Si el deseo de Kant de que los seres humanos fuesen tratados como fines en sí mismos y no como medios suele estar presente en las definiciones de dignidad, las nociones de “lo inherente a todas las personas”, “lo intrínseco de ser humanos” se repiten en toda la literatura al respecto. Sin embargo, desde mi punto de vista la afirmación de que la dignidad no depende de valores externos puede derivar hacia una irresponsabilidad colectiva respecto a la construcción de entornos en los que se garantice y se proteja, evitando que el ejercicio de la misma tenga que convertirse en un acto de heroicidad. Si, como se repite una y otra vez, la vida y la integridad de las personas no pueden ser sustituidas por otro valor social, ¿cuál sería la medida de nuestra responsabilidad en relación a la creación de espacios cosificados e impersonales en los que la irisación de la concreta humanidad del otro desaparece bajo el peso del “ser sólo herramientas”?

De igual manera, si la dignidad humana recogida en diferentes textos constitucionales, incluido el español se articula en base a dos ejes: estar libres de ofensas y humillaciones y la libertad de actuación y para el desarrollo de la personalidad, ¿qué políticas educativas, comunicativas y culturales estamos desarrollando para desplazar de su actual centro la visión utilitarista de los vínculos humanos (por ejemplo, la amistad como networking) hacia un paradigma de lo relacional y social como fin en sí mismo?

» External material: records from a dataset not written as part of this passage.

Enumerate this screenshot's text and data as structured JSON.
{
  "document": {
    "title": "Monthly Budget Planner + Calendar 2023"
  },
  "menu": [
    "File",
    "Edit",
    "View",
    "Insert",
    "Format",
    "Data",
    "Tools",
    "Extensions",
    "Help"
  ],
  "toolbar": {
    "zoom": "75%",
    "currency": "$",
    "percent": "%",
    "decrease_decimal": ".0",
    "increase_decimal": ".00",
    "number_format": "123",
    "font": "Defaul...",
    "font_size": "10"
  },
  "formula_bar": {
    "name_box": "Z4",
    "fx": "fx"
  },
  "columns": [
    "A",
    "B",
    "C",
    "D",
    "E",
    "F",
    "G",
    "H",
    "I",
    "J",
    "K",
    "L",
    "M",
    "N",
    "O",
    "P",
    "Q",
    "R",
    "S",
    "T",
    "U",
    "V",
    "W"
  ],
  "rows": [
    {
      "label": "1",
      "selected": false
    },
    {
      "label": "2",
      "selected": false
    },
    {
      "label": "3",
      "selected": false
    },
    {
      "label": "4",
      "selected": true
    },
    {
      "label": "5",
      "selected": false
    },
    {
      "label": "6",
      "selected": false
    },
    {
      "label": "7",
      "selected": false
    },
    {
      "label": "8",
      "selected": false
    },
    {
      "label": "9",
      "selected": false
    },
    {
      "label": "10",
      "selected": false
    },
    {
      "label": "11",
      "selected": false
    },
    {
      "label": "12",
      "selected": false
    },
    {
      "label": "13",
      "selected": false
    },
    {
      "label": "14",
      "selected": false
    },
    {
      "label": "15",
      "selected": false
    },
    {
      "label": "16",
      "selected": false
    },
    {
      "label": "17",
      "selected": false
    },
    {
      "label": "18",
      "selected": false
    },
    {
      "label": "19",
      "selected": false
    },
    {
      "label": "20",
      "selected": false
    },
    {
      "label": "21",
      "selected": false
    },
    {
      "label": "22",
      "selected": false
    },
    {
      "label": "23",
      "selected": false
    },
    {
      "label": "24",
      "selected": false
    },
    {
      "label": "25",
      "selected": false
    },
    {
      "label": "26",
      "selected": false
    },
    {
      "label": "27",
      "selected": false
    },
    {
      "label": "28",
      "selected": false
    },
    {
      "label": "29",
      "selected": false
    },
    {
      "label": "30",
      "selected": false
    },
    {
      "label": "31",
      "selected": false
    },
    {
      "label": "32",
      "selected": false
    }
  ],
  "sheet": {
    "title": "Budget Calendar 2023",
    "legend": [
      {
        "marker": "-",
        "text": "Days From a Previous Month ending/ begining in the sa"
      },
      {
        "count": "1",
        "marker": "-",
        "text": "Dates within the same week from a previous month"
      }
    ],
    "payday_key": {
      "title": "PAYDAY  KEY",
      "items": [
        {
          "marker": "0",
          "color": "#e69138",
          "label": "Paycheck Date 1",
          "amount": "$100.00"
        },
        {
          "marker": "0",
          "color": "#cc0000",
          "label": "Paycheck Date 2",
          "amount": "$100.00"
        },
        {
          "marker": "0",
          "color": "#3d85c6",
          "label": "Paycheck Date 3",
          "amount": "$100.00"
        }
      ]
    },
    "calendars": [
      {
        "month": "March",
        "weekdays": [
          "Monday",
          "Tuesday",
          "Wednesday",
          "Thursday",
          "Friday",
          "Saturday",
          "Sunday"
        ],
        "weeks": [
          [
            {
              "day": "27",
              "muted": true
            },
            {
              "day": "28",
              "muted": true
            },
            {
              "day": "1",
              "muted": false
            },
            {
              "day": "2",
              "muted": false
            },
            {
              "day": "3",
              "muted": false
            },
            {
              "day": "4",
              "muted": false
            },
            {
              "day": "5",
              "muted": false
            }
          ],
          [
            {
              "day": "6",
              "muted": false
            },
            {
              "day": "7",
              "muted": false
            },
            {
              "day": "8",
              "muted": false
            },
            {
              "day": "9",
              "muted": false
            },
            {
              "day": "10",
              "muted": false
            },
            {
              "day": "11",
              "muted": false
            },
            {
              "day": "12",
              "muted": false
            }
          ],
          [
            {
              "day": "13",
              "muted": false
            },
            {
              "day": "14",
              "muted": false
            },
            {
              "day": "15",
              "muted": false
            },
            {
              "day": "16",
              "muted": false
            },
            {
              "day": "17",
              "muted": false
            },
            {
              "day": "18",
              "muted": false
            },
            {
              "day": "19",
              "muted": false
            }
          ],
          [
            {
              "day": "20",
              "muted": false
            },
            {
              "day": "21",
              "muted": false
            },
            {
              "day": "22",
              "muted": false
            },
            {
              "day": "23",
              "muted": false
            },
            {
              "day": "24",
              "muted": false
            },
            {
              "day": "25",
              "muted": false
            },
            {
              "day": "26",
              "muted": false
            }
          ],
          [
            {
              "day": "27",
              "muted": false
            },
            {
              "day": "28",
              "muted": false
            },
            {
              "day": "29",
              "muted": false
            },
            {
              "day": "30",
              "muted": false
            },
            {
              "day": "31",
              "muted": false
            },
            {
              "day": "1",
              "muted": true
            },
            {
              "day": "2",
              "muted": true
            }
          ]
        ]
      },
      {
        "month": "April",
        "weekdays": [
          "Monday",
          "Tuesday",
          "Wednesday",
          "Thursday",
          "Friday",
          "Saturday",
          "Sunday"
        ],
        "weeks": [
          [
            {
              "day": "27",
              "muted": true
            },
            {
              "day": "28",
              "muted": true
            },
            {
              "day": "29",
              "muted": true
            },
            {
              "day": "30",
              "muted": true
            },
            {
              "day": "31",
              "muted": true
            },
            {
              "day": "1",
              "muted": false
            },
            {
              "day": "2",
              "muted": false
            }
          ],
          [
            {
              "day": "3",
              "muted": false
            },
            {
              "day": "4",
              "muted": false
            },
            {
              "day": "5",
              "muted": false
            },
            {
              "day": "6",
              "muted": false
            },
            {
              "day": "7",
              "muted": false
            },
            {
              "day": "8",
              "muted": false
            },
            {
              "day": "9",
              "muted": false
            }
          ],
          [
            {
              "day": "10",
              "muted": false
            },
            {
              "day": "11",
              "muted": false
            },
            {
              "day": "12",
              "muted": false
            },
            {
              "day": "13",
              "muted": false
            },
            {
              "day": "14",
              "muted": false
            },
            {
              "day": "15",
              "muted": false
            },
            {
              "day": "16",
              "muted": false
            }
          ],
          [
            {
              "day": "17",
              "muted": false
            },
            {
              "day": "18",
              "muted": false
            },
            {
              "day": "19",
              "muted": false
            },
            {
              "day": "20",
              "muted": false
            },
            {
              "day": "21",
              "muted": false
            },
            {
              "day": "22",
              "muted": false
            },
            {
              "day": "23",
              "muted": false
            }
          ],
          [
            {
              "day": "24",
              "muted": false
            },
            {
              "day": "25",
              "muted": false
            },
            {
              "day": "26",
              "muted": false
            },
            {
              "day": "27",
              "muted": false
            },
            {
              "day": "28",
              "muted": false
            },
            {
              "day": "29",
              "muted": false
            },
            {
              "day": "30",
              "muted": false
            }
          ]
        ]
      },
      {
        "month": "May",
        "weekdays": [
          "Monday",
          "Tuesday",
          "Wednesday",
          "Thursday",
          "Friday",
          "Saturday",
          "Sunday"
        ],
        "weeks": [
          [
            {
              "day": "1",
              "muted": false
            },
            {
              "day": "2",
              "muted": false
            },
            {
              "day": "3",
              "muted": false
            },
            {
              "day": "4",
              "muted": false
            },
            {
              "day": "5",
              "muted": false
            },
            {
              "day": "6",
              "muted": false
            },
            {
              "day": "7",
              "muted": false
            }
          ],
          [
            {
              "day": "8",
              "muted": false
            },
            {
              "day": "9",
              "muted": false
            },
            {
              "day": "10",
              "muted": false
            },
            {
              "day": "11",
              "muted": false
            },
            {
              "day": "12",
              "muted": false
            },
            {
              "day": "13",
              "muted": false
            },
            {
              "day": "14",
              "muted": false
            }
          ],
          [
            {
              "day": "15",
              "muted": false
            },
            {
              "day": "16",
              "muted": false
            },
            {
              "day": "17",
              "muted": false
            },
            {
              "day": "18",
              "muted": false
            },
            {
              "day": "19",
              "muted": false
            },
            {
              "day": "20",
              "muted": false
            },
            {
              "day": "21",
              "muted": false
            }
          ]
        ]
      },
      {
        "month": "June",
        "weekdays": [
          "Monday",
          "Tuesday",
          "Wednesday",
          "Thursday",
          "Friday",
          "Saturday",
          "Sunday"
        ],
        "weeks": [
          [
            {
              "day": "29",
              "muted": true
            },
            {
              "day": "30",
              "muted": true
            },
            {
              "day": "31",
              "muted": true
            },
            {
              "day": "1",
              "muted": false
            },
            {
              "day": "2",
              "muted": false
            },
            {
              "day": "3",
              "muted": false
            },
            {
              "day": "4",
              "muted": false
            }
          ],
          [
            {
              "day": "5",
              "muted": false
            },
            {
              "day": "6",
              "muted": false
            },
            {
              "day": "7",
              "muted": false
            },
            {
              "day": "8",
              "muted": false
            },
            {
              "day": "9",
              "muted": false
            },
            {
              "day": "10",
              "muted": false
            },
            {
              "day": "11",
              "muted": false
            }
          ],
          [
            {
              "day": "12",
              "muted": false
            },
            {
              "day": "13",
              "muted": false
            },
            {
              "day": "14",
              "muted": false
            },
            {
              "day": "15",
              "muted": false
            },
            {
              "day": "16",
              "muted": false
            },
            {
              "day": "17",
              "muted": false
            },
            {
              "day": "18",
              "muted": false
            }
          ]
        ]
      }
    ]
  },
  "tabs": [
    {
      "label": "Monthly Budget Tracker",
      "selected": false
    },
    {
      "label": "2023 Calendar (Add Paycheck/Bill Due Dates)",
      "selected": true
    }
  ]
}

Me he quedado dándole vueltas y me he sentado a escribir a raíz de la propuesta de una Educación para la dignidad humana. Nos coloca en otro sitio. Personalmente el cambio de mirada que propone me parece un cortafuegos urgente ante el progresivo avance del neoliberalismo en la explotación comercial tanto de la intimidad como de los cuerpos, sustentada sobre la reducción paulatina de lo que englobamos bajo el paraguas de la dignidad.